Flaubert montra toujours de la prédilection pour un certain genre d'études qui n'attirent guère aujourd'hui que les intelligences raffinées et curieuses: l'apologétique chrétienne, l'histoire de l'Eglise, les Pères, les humanités. De si graves exercices intellectuels, unis à son culte ardent de la forme et à sa sagacité d'observateur implacable, firent de lui un artiste consommé, un classique moderne.
Flaubert écrivit moins de livres et quelques romans de plus que Stendhal.
Sa première œuvre,—un essai intitulé Novembre, qui ne fut pas imprimé, excepté,—la Tentation de saint Antoine, espèce d'auto-sacramental semblable à l'Ahasvérus d'Edgar Quinet. Le saint voit défiler devant ses yeux éblouis, toutes les séductions de la chair et de l'esprit, tous les pièges que le démon peut tendre aux sens, au cœur et à l'intelligence, et, de la Reine de Saba aux Sphinx et à la Chimère, de la déesse Diane aux hérétiques Nicolaïtes, tous le troublent de leurs paroles ou de leur aspect.

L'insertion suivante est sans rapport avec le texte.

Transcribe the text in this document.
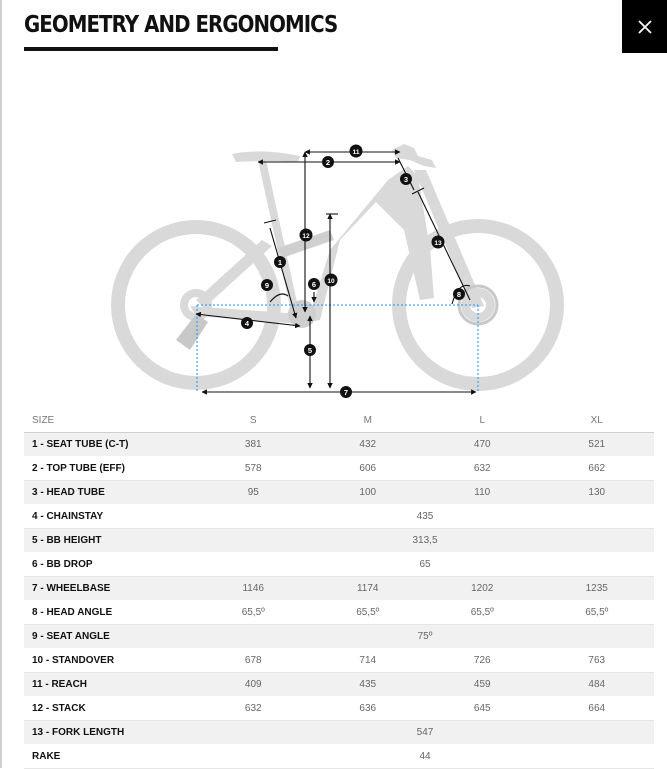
GEOMETRY AND ERGONOMICS
1
2
3
4
5
6
7
8
9	10
11
12
13
SIZE	S	M	L	XL
1 - SEAT TUBE (C-T)	381	432	470	521
2 - TOP TUBE (EFF)	578	606	632	662
3 - HEAD TUBE	95	100	110	130
4 - CHAINSTAY	435			
5 - BB HEIGHT	313,5			
6 - BB DROP	65			
7 - WHEELBASE	1146	1174	1202	1235
8 - HEAD ANGLE	65,5º	65,5º	65,5º	65,5º
9 - SEAT ANGLE	75º			
10 - STANDOVER	678	714	726	763
11 - REACH	409	435	459	484
12 - STACK	632	636	645	664
13 - FORK LENGTH	547			
RAKE	44			
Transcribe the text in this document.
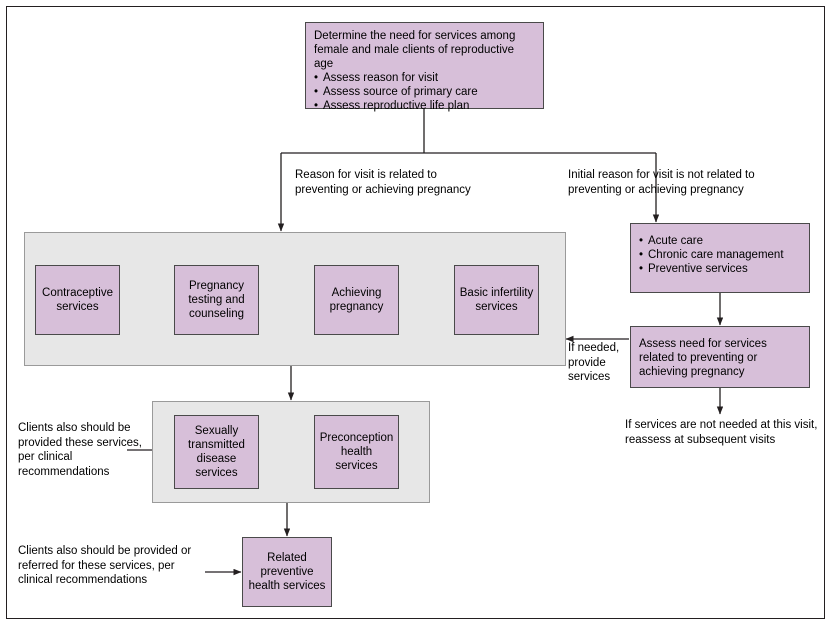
Determine the need for services among female and male clients of reproductive age
• Assess reason for visit
• Assess source of primary care
• Assess reproductive life plan
Reason for visit is related to preventing or achieving pregnancy
Initial reason for visit is not related to preventing or achieving pregnancy
Contraceptive services
Pregnancy testing and counseling
Achieving pregnancy
Basic infertility services
• Acute care
• Chronic care management
• Preventive services
Assess need for services related to preventing or achieving pregnancy
If needed, provide services
If services are not needed at this visit, reassess at subsequent visits
Sexually transmitted disease services
Preconception health services
Clients also should be provided these services, per clinical recommendations
Related preventive health services
Clients also should be provided or referred for these services, per clinical recommendations
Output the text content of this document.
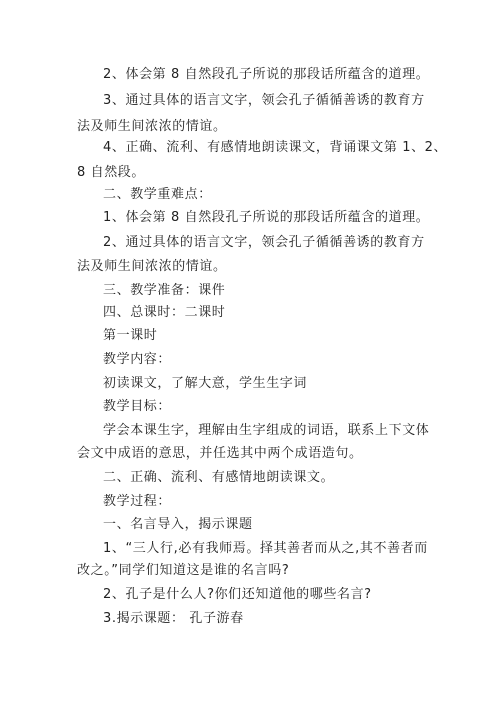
2、体会第 8 自然段孔子所说的那段话所蕴含的道理。
3、通过具体的语言文字，领会孔子循循善诱的教育方
法及师生间浓浓的情谊。
4、正确、流利、有感情地朗读课文，背诵课文第 1、2、
8 自然段。
二、教学重难点：
1、体会第 8 自然段孔子所说的那段话所蕴含的道理。
2、通过具体的语言文字，领会孔子循循善诱的教育方
法及师生间浓浓的情谊。
三、教学准备：课件
四、总课时：二课时
第一课时
教学内容：
初读课文，了解大意，学生生字词
教学目标：
学会本课生字，理解由生字组成的词语，联系上下文体
会文中成语的意思，并任选其中两个成语造句。
二、正确、流利、有感情地朗读课文。
教学过程：
一、名言导入，揭示课题
1、“三人行,必有我师焉。择其善者而从之,其不善者而
改之。”同学们知道这是谁的名言吗?
2、孔子是什么人?你们还知道他的哪些名言?
3.揭示课题： 孔子游春
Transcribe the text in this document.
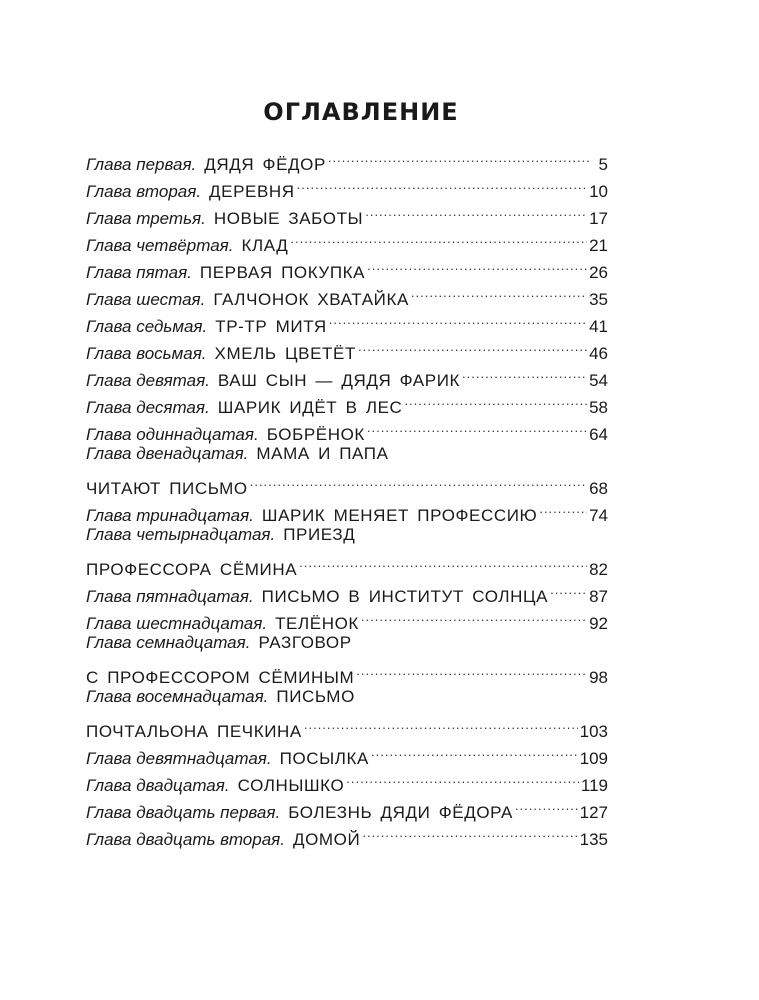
ОГЛАВЛЕНИЕ
Глава первая. ДЯДЯ ФЁДОР .....	5
Глава вторая. ДЕРЕВНЯ .....	10
Глава третья. НОВЫЕ ЗАБОТЫ .....	17
Глава четвёртая. КЛАД .....	21
Глава пятая. ПЕРВАЯ ПОКУПКА .....	26
Глава шестая. ГАЛЧОНОК ХВАТАЙКА .....	35
Глава седьмая. ТР-ТР МИТЯ .....	41
Глава восьмая. ХМЕЛЬ ЦВЕТЁТ .....	46
Глава девятая. ВАШ СЫН — ДЯДЯ ФАРИК .....	54
Глава десятая. ШАРИК ИДЁТ В ЛЕС .....	58
Глава одиннадцатая. БОБРЁНОК .....	64
Глава двенадцатая. МАМА И ПАПА
ЧИТАЮТ ПИСЬМО .....	68
Глава тринадцатая. ШАРИК МЕНЯЕТ ПРОФЕССИЮ .....	74
Глава четырнадцатая. ПРИЕЗД
ПРОФЕССОРА СЁМИНА .....	82
Глава пятнадцатая. ПИСЬМО В ИНСТИТУТ СОЛНЦА ..... 87
Глава шестнадцатая. ТЕЛЁНОК .....	92
Глава семнадцатая. РАЗГОВОР
С ПРОФЕССОРОМ СЁМИНЫМ .....	98
Глава восемнадцатая. ПИСЬМО
ПОЧТАЛЬОНА ПЕЧКИНА .....	103
Глава девятнадцатая. ПОСЫЛКА .....	109
Глава двадцатая. СОЛНЫШКО .....	119
Глава двадцать первая. БОЛЕЗНЬ ДЯДИ ФЁДОРА .....	127
Глава двадцать вторая. ДОМОЙ .....	135
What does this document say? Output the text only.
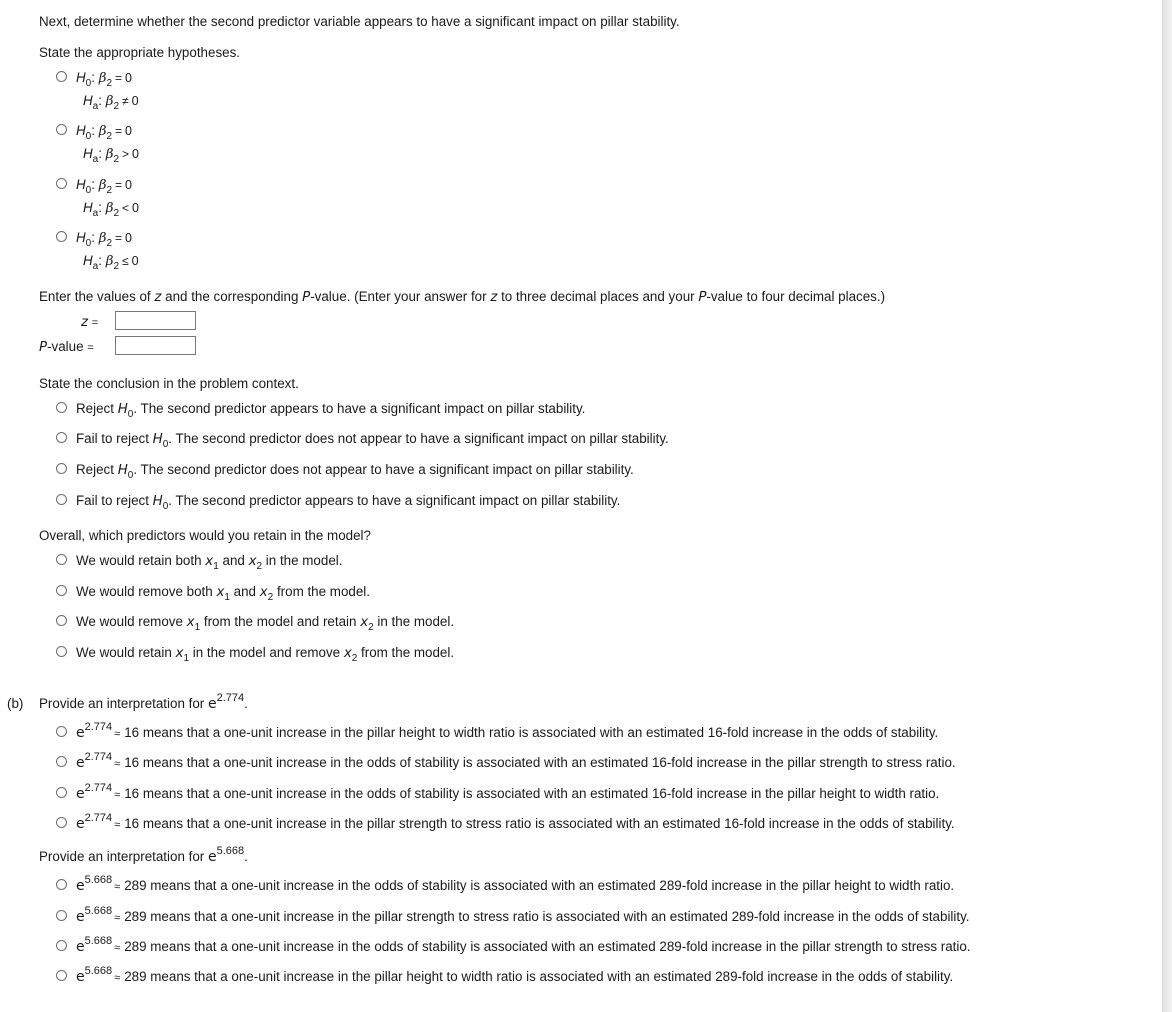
Next, determine whether the second predictor variable appears to have a significant impact on pillar stability.
State the appropriate hypotheses.
$H_0$: $\beta_2 = 0$
$H_a$: $\beta_2 \ne 0$
$H_0$: $\beta_2 = 0$
$H_a$: $\beta_2 > 0$
$H_0$: $\beta_2 = 0$
$H_a$: $\beta_2 < 0$
$H_0$: $\beta_2 = 0$
$H_a$: $\beta_2 \le 0$
Enter the values of z and the corresponding P-value. (Enter your answer for z to three decimal places and your P-value to four decimal places.)
z =
P-value =
State the conclusion in the problem context.
Reject $H_0$. The second predictor appears to have a significant impact on pillar stability.
Fail to reject $H_0$. The second predictor does not appear to have a significant impact on pillar stability.
Reject $H_0$. The second predictor does not appear to have a significant impact on pillar stability.
Fail to reject $H_0$. The second predictor appears to have a significant impact on pillar stability.
Overall, which predictors would you retain in the model?
We would retain both $x_1$ and $x_2$ in the model.
We would remove both $x_1$ and $x_2$ from the model.
We would remove $x_1$ from the model and retain $x_2$ in the model.
We would retain $x_1$ in the model and remove $x_2$ from the model.
(b) Provide an interpretation for $e^{2.774}$.
$e^{2.774}\approx 16$ means that a one-unit increase in the pillar height to width ratio is associated with an estimated 16-fold increase in the odds of stability.
$e^{2.774}\approx 16$ means that a one-unit increase in the odds of stability is associated with an estimated 16-fold increase in the pillar strength to stress ratio.
$e^{2.774}\approx 16$ means that a one-unit increase in the odds of stability is associated with an estimated 16-fold increase in the pillar height to width ratio.
$e^{2.774}\approx 16$ means that a one-unit increase in the pillar strength to stress ratio is associated with an estimated 16-fold increase in the odds of stability.
Provide an interpretation for $e^{5.668}$.
$e^{5.668}\approx 289$ means that a one-unit increase in the odds of stability is associated with an estimated 289-fold increase in the pillar height to width ratio.
$e^{5.668}\approx 289$ means that a one-unit increase in the pillar strength to stress ratio is associated with an estimated 289-fold increase in the odds of stability.
$e^{5.668}\approx 289$ means that a one-unit increase in the odds of stability is associated with an estimated 289-fold increase in the pillar strength to stress ratio.
$e^{5.668}\approx 289$ means that a one-unit increase in the pillar height to width ratio is associated with an estimated 289-fold increase in the odds of stability.
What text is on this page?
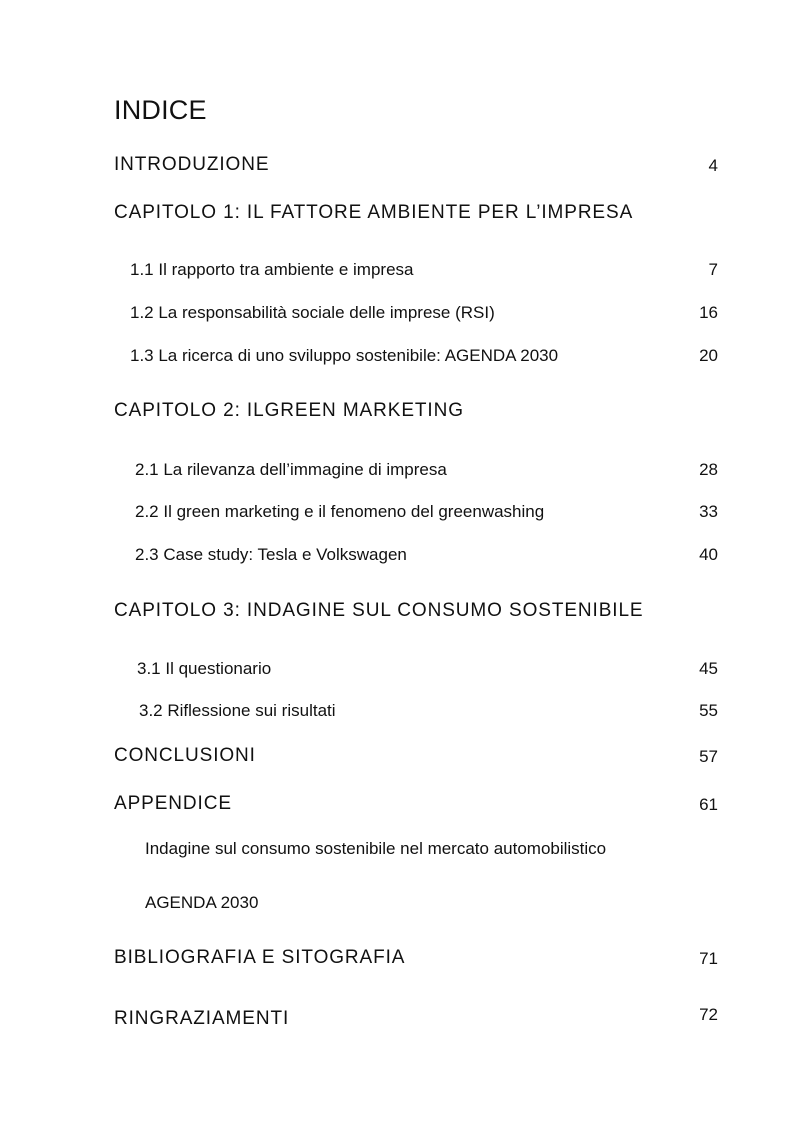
INDICE
INTRODUZIONE	4
CAPITOLO 1: IL FATTORE AMBIENTE PER L’IMPRESA
1.1 Il rapporto tra ambiente e impresa	7
1.2 La responsabilità sociale delle imprese (RSI)	16
1.3 La ricerca di uno sviluppo sostenibile: AGENDA 2030	20
CAPITOLO 2: ILGREEN MARKETING
2.1 La rilevanza dell’immagine di impresa	28
2.2 Il green marketing e il fenomeno del greenwashing	33
2.3 Case study: Tesla e Volkswagen	40
CAPITOLO 3: INDAGINE SUL CONSUMO SOSTENIBILE
3.1 Il questionario	45
3.2 Riflessione sui risultati	55
CONCLUSIONI	57
APPENDICE	61
Indagine sul consumo sostenibile nel mercato automobilistico
AGENDA 2030
BIBLIOGRAFIA E SITOGRAFIA	71
RINGRAZIAMENTI	72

Considérant l'œuvre au point de vue littéraire, les amis de Flaubert, quand il leur lut ce manuscrit, preuve évidente de sa rare érudition, émirent l'arrêt suivant:
«Tu as fait un angle dont les lignes divergentes s'écartent si bien qu'on les perd de vue; une goutte d'eau mène au torrent, le torrent au fleuve, le fleuve au lac, le lac à l'océan, l'océan au déluge; tu te noies, tu noies tes personnages, tu noies l'évènement, tu noies le lecteur, et ton œuvre est noyée.»
Puis, comme ils le voyaient consterné de ce verdict, ils lui conseillèrent d'entreprendre un autre travail, un livre où il peindrait la vie réelle et où le terre à terre même du sujet l'empêcherait de tomber dans l'abus du lyrisme—défaut qui, chez lui, était un héritage du romantisme. Flaubert suivit le conseil et écrivit Madame Bovary. Plus tard, il disait souvent à ses conseillers: «J'étais envahi par le cancer du lyrisme, vous m'avez opéré; il n'était que temps, mais j'en ai crié de douleur.»
Flaubert eut à faire un grand pas de La Tentation à Madame Bovary. Ses connaissances variées et choisies, sa lecture assidue des théologiens, des mystiques et des philosophes se révélait dans la Tentation. Dans Madame Bovary, le décor est changé! Nous ne sommes plus dans les déserts de l'Orient, mais à Yonville, gros village arriéré et misérable. Nous n'assistons pas aux luttes gigantesques du saint ascète contre les puissances de l'enfer, mais aux mésaventures domestiques d'un médicastre de campagne. Tout est vulgaire dans Madame Bovary, le sujet, le lieu de la scène, les personnages. Seul le talent de l'auteur est extraordinaire.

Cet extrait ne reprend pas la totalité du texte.